Misuse of Special Libraries
Libraries like context, designed to pass data between multiple goroutines, require special attention during use as they may cause data races.
Misuse of Channels
select {
case <- c.closed:
default:
close(c.closed)
}
Since the default statement may be triggered multiple times, a channel may be closed multiple times, leading to a panic.
ticker := time.NewTicker()
for{
f() // heavy function
select {
case <- stopCh: return
case <- ticker:
}
}
For the above code, when f is a time-consuming function, it’s possible for both stopCh and ticker cases to be satisfied after one loop iteration, making it unclear which case will be entered first.

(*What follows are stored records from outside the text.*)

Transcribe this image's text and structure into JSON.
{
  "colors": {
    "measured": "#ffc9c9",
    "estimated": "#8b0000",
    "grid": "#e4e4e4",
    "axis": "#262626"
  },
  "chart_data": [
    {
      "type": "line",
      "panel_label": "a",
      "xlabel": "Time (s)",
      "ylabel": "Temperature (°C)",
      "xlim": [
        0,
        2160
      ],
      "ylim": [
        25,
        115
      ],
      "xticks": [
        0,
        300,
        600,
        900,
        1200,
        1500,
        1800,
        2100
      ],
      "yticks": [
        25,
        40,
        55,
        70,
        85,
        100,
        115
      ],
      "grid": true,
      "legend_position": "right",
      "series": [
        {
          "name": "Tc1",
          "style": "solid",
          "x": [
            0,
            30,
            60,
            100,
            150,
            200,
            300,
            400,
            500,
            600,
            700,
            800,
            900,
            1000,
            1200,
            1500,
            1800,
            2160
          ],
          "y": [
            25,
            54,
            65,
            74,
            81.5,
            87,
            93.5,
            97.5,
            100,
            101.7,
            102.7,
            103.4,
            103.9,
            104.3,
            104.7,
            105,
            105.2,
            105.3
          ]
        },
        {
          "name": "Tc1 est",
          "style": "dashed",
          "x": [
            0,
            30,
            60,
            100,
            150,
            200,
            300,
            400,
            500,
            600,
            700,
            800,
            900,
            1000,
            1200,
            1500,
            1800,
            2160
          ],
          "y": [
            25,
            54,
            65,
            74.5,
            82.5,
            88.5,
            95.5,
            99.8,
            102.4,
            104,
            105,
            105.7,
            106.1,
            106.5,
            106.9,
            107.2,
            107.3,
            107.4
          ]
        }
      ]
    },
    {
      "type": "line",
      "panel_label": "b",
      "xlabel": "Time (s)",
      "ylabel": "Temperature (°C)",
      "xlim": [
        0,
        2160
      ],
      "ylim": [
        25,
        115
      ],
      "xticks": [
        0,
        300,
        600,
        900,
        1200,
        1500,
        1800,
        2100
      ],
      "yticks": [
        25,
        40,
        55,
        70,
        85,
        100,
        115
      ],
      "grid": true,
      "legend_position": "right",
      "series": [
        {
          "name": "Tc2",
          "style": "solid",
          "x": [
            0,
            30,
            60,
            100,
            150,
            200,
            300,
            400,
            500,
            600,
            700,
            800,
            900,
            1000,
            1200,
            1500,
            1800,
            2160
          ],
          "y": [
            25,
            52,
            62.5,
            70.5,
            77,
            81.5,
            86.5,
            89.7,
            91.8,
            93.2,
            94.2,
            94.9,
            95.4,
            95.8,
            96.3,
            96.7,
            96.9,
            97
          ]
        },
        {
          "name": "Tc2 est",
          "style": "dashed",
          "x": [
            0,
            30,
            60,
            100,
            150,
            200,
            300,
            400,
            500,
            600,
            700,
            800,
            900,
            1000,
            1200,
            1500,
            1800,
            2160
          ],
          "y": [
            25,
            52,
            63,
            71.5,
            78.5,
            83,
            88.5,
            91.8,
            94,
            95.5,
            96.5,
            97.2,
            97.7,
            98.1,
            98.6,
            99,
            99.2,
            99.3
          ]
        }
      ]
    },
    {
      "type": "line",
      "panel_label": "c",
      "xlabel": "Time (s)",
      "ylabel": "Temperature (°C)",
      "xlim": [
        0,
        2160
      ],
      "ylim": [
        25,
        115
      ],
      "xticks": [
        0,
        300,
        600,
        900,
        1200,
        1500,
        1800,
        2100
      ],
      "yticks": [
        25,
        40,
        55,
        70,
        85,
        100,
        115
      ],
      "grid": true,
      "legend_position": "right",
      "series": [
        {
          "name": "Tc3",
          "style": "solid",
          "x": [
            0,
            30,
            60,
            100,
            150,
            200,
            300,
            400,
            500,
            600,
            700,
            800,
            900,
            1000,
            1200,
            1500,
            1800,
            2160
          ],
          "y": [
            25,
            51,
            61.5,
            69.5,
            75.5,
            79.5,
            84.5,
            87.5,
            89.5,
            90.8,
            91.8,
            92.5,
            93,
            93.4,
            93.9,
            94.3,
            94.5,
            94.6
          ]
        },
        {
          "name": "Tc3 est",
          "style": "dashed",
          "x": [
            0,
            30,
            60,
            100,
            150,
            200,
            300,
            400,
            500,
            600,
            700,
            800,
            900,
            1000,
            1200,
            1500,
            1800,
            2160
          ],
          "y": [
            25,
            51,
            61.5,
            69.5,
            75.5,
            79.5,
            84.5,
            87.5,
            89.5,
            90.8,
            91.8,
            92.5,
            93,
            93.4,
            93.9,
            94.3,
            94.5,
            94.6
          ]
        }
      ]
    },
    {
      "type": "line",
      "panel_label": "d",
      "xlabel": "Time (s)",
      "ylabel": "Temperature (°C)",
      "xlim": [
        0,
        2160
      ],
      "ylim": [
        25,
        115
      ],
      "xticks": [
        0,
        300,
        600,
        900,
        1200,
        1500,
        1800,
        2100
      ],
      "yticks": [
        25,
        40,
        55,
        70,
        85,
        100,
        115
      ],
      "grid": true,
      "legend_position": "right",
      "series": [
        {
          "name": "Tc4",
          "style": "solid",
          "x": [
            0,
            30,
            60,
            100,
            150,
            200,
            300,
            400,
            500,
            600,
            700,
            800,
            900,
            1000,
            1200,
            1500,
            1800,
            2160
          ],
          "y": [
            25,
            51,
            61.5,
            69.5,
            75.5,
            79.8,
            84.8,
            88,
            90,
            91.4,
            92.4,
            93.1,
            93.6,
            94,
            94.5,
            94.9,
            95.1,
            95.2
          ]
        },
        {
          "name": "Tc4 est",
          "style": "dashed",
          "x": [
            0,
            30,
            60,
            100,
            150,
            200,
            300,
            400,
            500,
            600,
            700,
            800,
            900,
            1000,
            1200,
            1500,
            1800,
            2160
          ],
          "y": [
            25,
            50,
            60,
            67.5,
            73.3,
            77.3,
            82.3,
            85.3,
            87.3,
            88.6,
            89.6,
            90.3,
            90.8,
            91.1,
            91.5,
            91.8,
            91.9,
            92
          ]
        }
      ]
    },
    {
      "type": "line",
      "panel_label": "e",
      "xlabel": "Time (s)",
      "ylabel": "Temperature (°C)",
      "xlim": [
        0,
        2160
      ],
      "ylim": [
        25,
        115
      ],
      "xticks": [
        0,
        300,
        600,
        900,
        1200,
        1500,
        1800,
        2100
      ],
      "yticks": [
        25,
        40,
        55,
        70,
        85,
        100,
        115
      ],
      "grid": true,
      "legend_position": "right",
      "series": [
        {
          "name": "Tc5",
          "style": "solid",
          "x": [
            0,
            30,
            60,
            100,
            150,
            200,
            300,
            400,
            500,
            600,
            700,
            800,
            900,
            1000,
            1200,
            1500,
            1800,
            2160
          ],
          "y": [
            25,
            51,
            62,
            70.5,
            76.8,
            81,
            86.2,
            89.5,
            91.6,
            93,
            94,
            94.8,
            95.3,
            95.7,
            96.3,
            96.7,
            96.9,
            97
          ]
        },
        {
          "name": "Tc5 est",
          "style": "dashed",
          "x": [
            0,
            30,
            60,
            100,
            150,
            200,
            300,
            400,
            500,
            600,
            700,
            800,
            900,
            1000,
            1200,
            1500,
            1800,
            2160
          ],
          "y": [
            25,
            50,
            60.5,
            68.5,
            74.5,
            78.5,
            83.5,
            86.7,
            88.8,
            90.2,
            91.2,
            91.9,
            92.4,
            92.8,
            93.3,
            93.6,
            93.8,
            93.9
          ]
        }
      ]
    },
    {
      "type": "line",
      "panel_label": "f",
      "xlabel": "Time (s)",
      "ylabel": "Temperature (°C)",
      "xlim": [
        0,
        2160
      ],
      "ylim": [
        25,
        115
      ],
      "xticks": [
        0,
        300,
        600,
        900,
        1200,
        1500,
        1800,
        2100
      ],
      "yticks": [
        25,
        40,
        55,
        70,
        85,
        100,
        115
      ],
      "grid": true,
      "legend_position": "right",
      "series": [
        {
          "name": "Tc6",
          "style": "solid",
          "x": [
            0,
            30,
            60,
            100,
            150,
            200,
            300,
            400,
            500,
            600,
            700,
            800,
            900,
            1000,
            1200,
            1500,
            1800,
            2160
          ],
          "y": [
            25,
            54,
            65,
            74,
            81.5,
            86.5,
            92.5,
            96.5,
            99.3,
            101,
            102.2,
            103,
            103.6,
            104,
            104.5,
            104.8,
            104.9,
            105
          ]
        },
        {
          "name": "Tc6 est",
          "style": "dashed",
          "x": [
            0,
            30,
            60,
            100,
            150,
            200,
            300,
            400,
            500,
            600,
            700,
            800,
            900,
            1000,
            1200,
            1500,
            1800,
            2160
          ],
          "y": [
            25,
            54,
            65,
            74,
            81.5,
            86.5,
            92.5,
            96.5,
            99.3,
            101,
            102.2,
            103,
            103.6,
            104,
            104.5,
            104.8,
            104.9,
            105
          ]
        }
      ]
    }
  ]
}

Misuse of Special Libraries
timer := time.NewTimer(0)
if dur > 0 {
timer = time.NewTimer(dur)
}
select {
case <- timer.C:
case <- ctx.Done():
return nil
}
In the above code, since the timer created in the first line has a timeout of 0, it will immediately trigger the first case in the select, leading to behavior that does not match expectations.
Conclusion
Go’s features make thread creation and data passing very easy, but the pitfalls of inter-thread communication still exist. The paper suggests that Go’s message-passing mechanism can lead to more bugs. In my view, Go’s message-passing mechanism, compared to traditional shared memory mechanisms, adds an additional layer of logical abstraction. This feature sometimes prevents traditional multithreading programming experience from being directly applicable, but by understanding the underlying mechanisms, one can quickly accumulate concurrency programming experience based on Go’s language features.